Onar di Kampung Inggris

Panji Sukma
Chapter #9

Keakraban

Kegiatan belajar hari ini diliburkan karena bertepatan dengan perayaan hari raya Maulid. Hal itu aku manfaatkan untuk membuat agenda berekreasi ke tempat menarik di sekitar Kampung Inggris. Setelah pagi ini mengadakan rapat singkat di depan teh hangat sembari saling berselancar di halaman google, akhirnya kami putuskan untuk mengunjungi dua tempat, Candi Surowono dan Goa Surowono. Menurut data yang kami dapat, letaknya tidak terlalu jauh dari kampung Inggris, hanya sekitar empat atau lima kilometer. Kami pikir cukup terjangkau jika ke sana menggunakan sepeda. Ketika niat kami untuk berekreasi itu kusampaikan di grub whatsapp, di luar dugaan, ternyata semua ingin ikut dalam agenda itu. Maka berkumpul kami di halaman camp Sekutu, semua tampak memasang wajah ceria. Mungkin agenda seperti ini memang telah lama mereka tunggu.
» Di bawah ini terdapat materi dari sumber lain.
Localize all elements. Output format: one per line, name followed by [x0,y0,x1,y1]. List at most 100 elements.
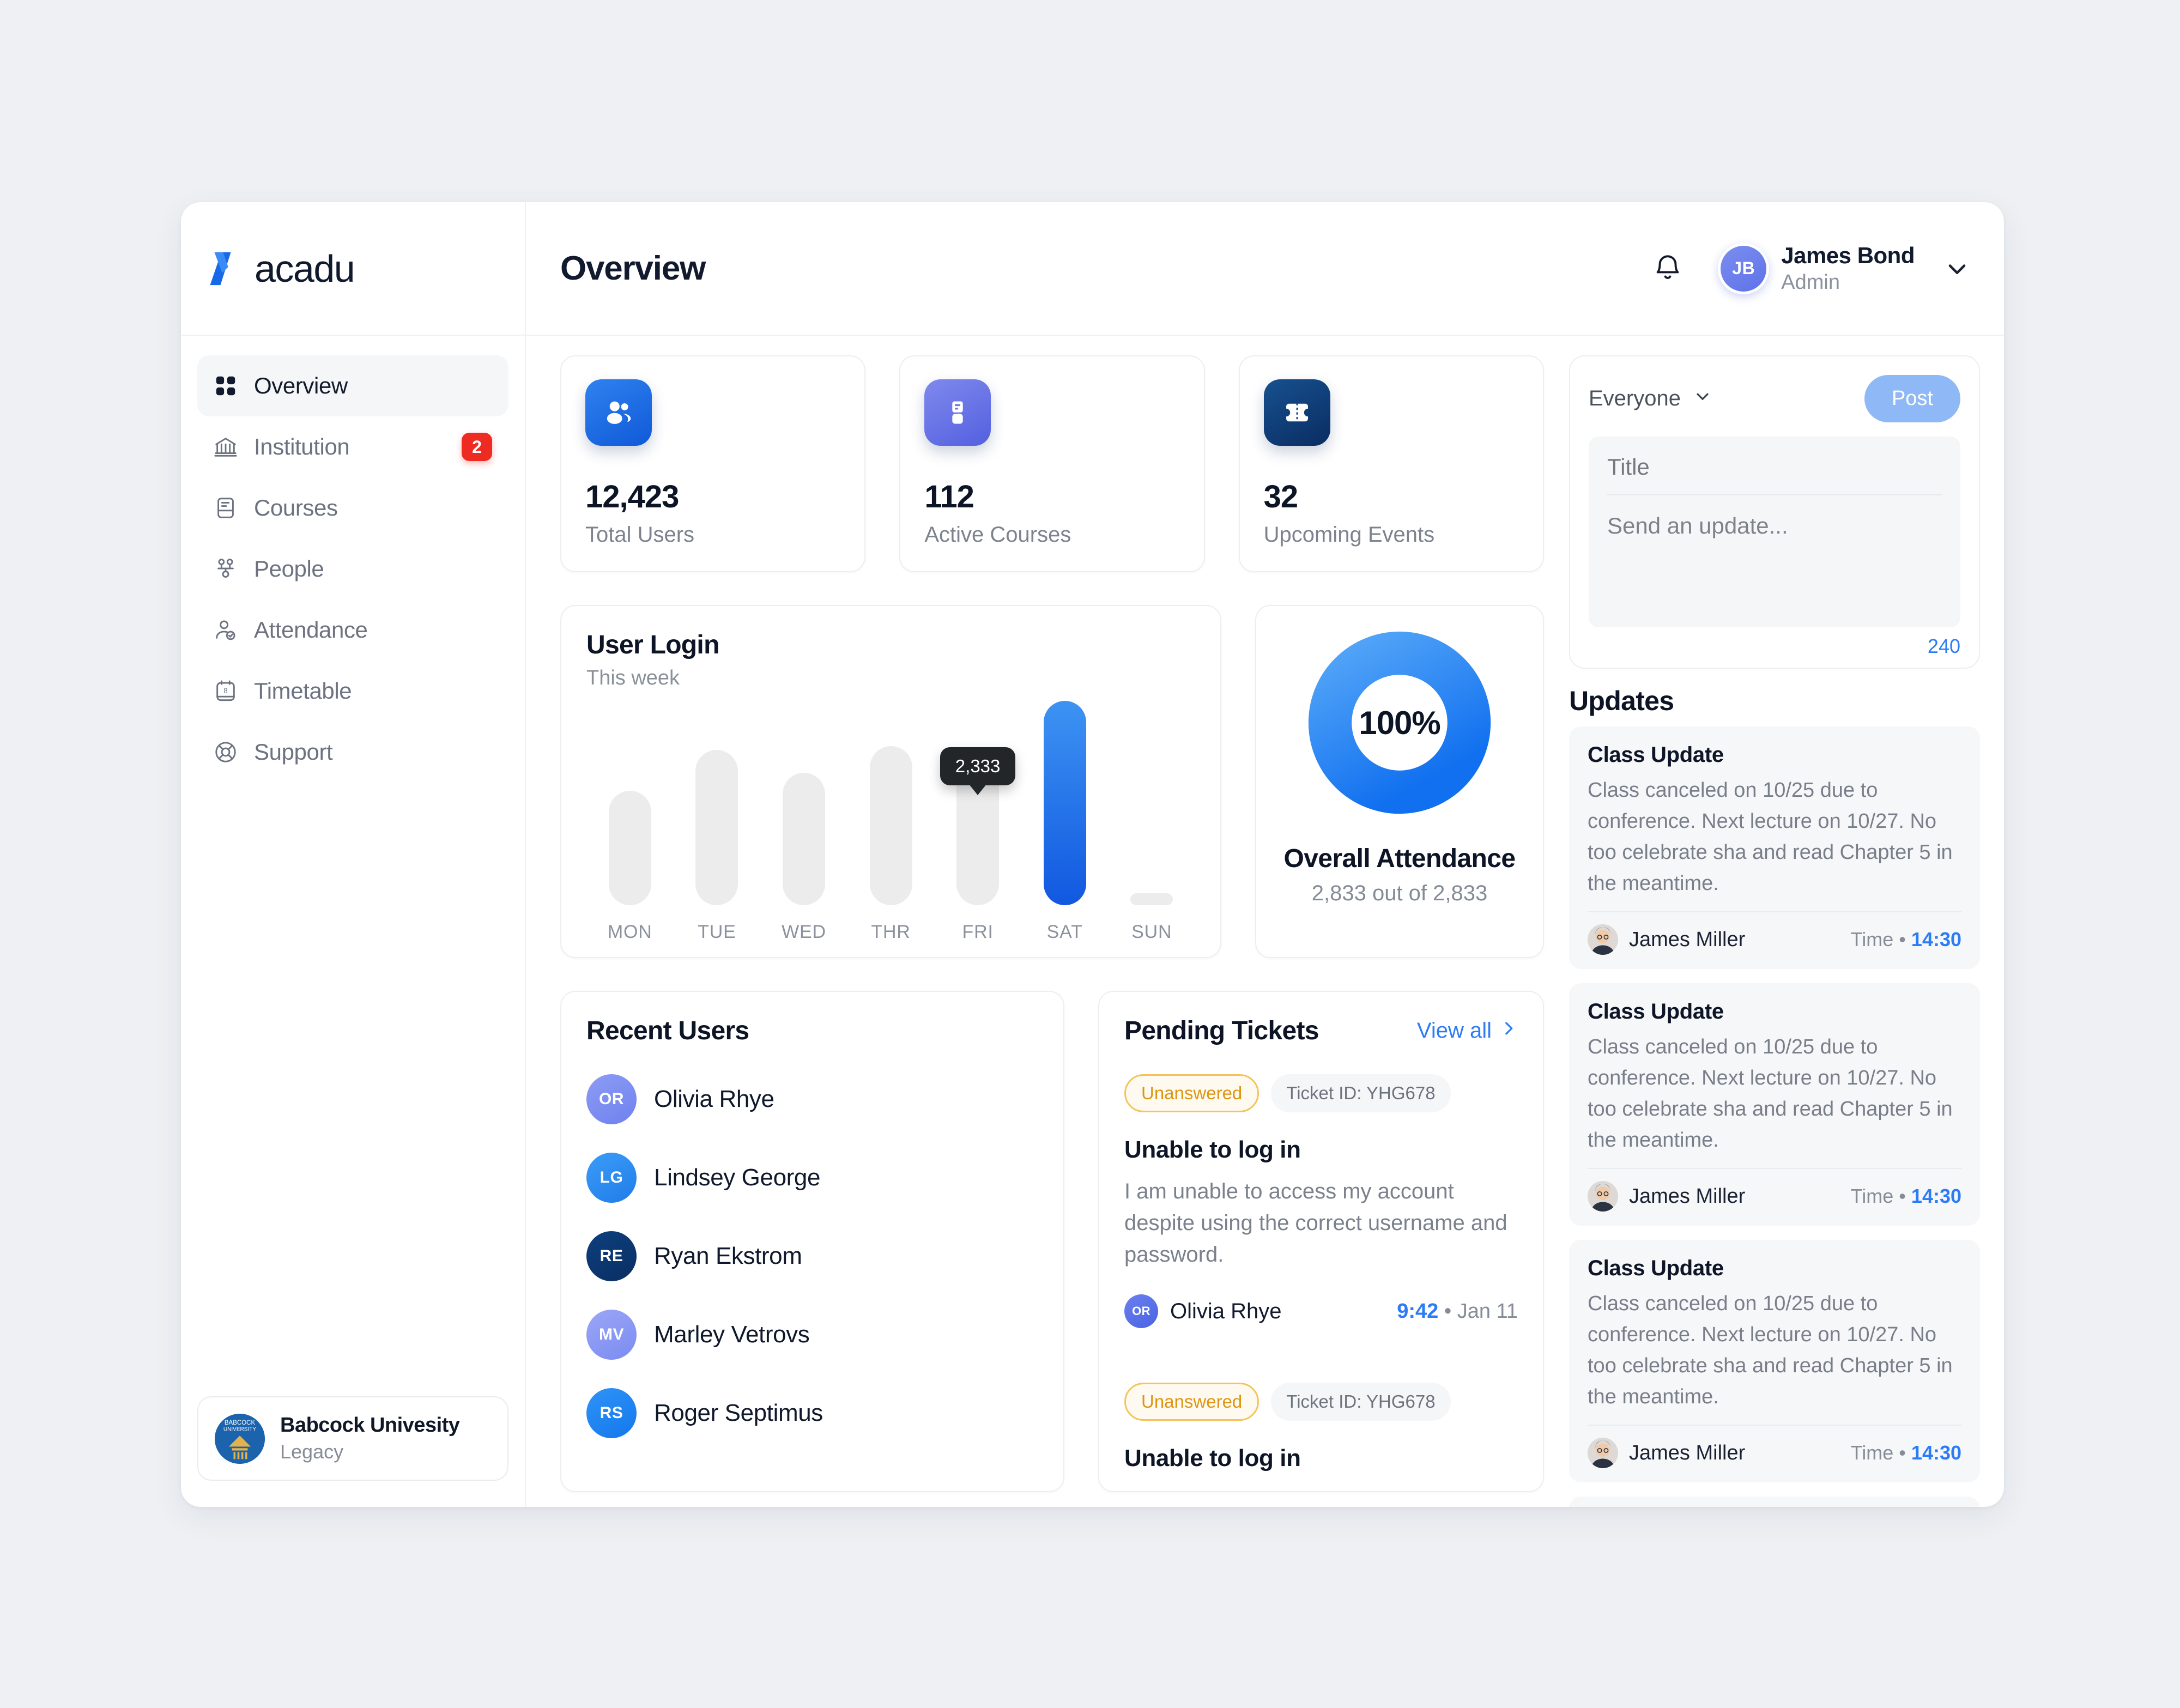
acadu-logo-icon [204,248,247,289]
sidebar-item-people[interactable]: People [197,538,508,599]
bar-column-highlighted[interactable]: SAT [1021,699,1109,957]
svg-text:8: 8 [223,687,227,695]
avatar [1588,1181,1618,1212]
ticket-id-badge: Ticket ID: YHG678 [1271,1074,1451,1112]
svg-text:UNIVERSITY: UNIVERSITY [223,1426,257,1432]
user-name: Olivia Rhye [654,1086,774,1112]
list-item[interactable]: RE Ryan Ekstrom [586,1231,1038,1281]
chevron-down-icon[interactable] [1943,255,1971,283]
stats-row: 12,423 Total Users 112 Active Courses 32… [560,355,1544,572]
bar-column[interactable]: TUE [674,699,761,957]
update-body: Class canceled on 10/25 due to conferenc… [1588,1035,1953,1152]
chevron-right-icon [1499,1019,1518,1043]
sidebar-item-overview[interactable]: Overview [197,355,508,416]
grid-icon [213,373,239,399]
list-item[interactable]: Class Update Class canceled on 10/25 due… [1569,1497,1980,1507]
user-name: Lindsey George [654,1164,821,1191]
institution-switcher[interactable]: BABCOCK UNIVERSITY Babcock Univesity Leg… [197,1396,508,1481]
institution-name: Babcock Univesity [280,1414,460,1437]
audience-select[interactable]: Everyone [1589,386,1712,411]
attendance-percent: 100% [1359,704,1440,741]
sidebar-item-label: Timetable [254,678,352,704]
attendance-subtitle: 2,833 out of 2,833 [1311,881,1488,905]
list-item[interactable]: OR Olivia Rhye [586,1074,1038,1124]
sidebar-item-timetable[interactable]: 8 Timetable [197,661,508,722]
avatar [1588,924,1618,955]
bar-tooltip: 2,333 [940,747,1016,785]
update-body: Class canceled on 10/25 due to conferenc… [1588,779,1953,895]
update-author: James Miller [1629,1441,1746,1464]
sidebar-item-attendance[interactable]: Attendance [197,599,508,661]
bar-label: TUE [698,922,736,942]
stat-card-active-courses: 112 Active Courses [899,355,1205,572]
ticket-item[interactable]: Unanswered Ticket ID: YHG678 Unable to l… [1124,1383,1518,1491]
top-bar-right: JB James Bond Admin [1648,243,1971,294]
list-item[interactable]: Class Update Class canceled on 10/25 due… [1569,726,1980,969]
sidebar-item-courses[interactable]: Courses [197,477,508,538]
sidebar-item-label: Attendance [254,617,368,643]
stat-value: 112 [924,479,974,514]
pending-tickets-title: Pending Tickets [1124,1016,1319,1045]
updates-list[interactable]: Class Update Class canceled on 10/25 due… [1569,726,1980,1507]
ticket-icon [1263,379,1330,446]
user-role: Admin [1781,271,1840,294]
post-title-input[interactable]: Title [1607,454,1942,495]
sidebar-item-institution[interactable]: Institution 2 [197,416,508,477]
bar-column[interactable]: FRI 2,333 [934,699,1021,957]
page-title: Overview [560,250,706,287]
right-column: Everyone Post Title Send an update... 24… [1557,355,2004,1507]
ticket-item[interactable]: Unanswered Ticket ID: YHG678 Unable to l… [1124,1074,1518,1328]
post-button[interactable]: Post [1864,375,1960,422]
sidebar-item-label: Support [254,739,333,765]
user-meta: James Bond Admin [1781,243,1915,294]
ticket-id-badge: Ticket ID: YHG678 [1271,1383,1451,1421]
update-footer: James Miller Time • 14:30 [1588,1168,1961,1212]
brand-logo-area[interactable]: acadu [181,202,525,336]
pending-tickets-header: Pending Tickets View all [1124,1016,1518,1046]
bell-icon[interactable] [1648,249,1687,288]
divider [1124,1353,1518,1354]
avatar [1588,1438,1618,1468]
char-counter: 240 [1927,635,1960,657]
sidebar-item-label: Overview [254,373,348,398]
avatar: OR [586,1074,637,1124]
bar-column[interactable]: SUN [1108,699,1195,957]
ticket-timestamp: 9:42 • Jan 11 [1397,1299,1518,1323]
ticket-subject: Unable to log in [1124,1445,1301,1471]
bar-column[interactable]: WED [760,699,847,957]
list-item[interactable]: RS Roger Septimus [586,1388,1038,1438]
avatar[interactable]: JB [1718,243,1770,294]
left-column: 12,423 Total Users 112 Active Courses 32… [526,355,1557,1507]
time-label: Time • [1850,928,1911,950]
composer-fields[interactable]: Title Send an update... [1589,437,1960,627]
charts-row: User Login This week MON TUE WED THR FRI… [560,605,1544,958]
list-item[interactable]: MV Marley Vetrovs [586,1310,1038,1360]
time-value: 14:30 [1911,928,1961,950]
update-footer: James Miller Time • 14:30 [1588,1425,1961,1468]
avatar: OR [1124,1294,1158,1328]
ticket-time: 9:42 [1397,1299,1439,1323]
list-item[interactable]: LG Lindsey George [586,1153,1038,1203]
sidebar-item-support[interactable]: Support [197,722,508,783]
people-icon [213,556,239,582]
ticket-body: I am unable to access my account despite [1124,1484,1518,1491]
stat-label: Upcoming Events [1263,523,1435,547]
recent-users-card: Recent Users OR Olivia Rhye LG Lindsey G… [560,991,1064,1492]
user-name: Ryan Ekstrom [654,1243,802,1269]
update-footer: James Miller Time • 14:30 [1588,911,1961,955]
view-all-link[interactable]: View all [1417,1019,1518,1043]
post-body-input[interactable]: Send an update... [1607,513,1942,539]
user-name: Roger Septimus [654,1400,823,1426]
list-item[interactable]: Class Update Class canceled on 10/25 due… [1569,1240,1980,1482]
status-badge: Unanswered [1124,1074,1259,1112]
chevron-down-icon [1693,386,1712,411]
stat-label: Total Users [585,523,695,547]
bar-column[interactable]: MON [586,699,674,957]
ticket-pills: Unanswered Ticket ID: YHG678 [1124,1383,1518,1421]
calendar-icon: 8 [213,678,239,704]
pending-tickets-card: Pending Tickets View all Unanswered Tick… [1098,991,1544,1492]
update-title: Class Update [1588,1000,1724,1023]
list-item[interactable]: Class Update Class canceled on 10/25 due… [1569,983,1980,1226]
bar-column[interactable]: THR [847,699,935,957]
avatar: LG [586,1153,637,1203]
Karena tak mau matahari naik terlalu tinggi dan panas menyerang, pukul tujuh pagi kami berangkat menuju arah timur Kampung Inggris. Formasi rombongan yang awalnya lelaki di depan dan perempuan di belakang, perlahan-lahan mulai berubah. Ya, sepertinya memang putik-putik asmara sudah mulai tumbuh di sini. Mereka seperti telah memiliki target masing-masing dan bersepeda di samping orang yang dijadikan target. Di perjalanan, kulihat senyuman-senyuman malu, gombalan-gombalan receh saling dilempar. Tak terkecuali dengan Aji. Aku baru sadar kalau Miss Ria ternyata ikut dalam rombongan kami, padahal dia seorang tutor. Aku yakin, pasti Aji sebelumnya telah memberikan undangan khusus pada Miss Ria. Ya, terserah dia saja, kupikir juga tak ada salahnya Miss Ria ikut.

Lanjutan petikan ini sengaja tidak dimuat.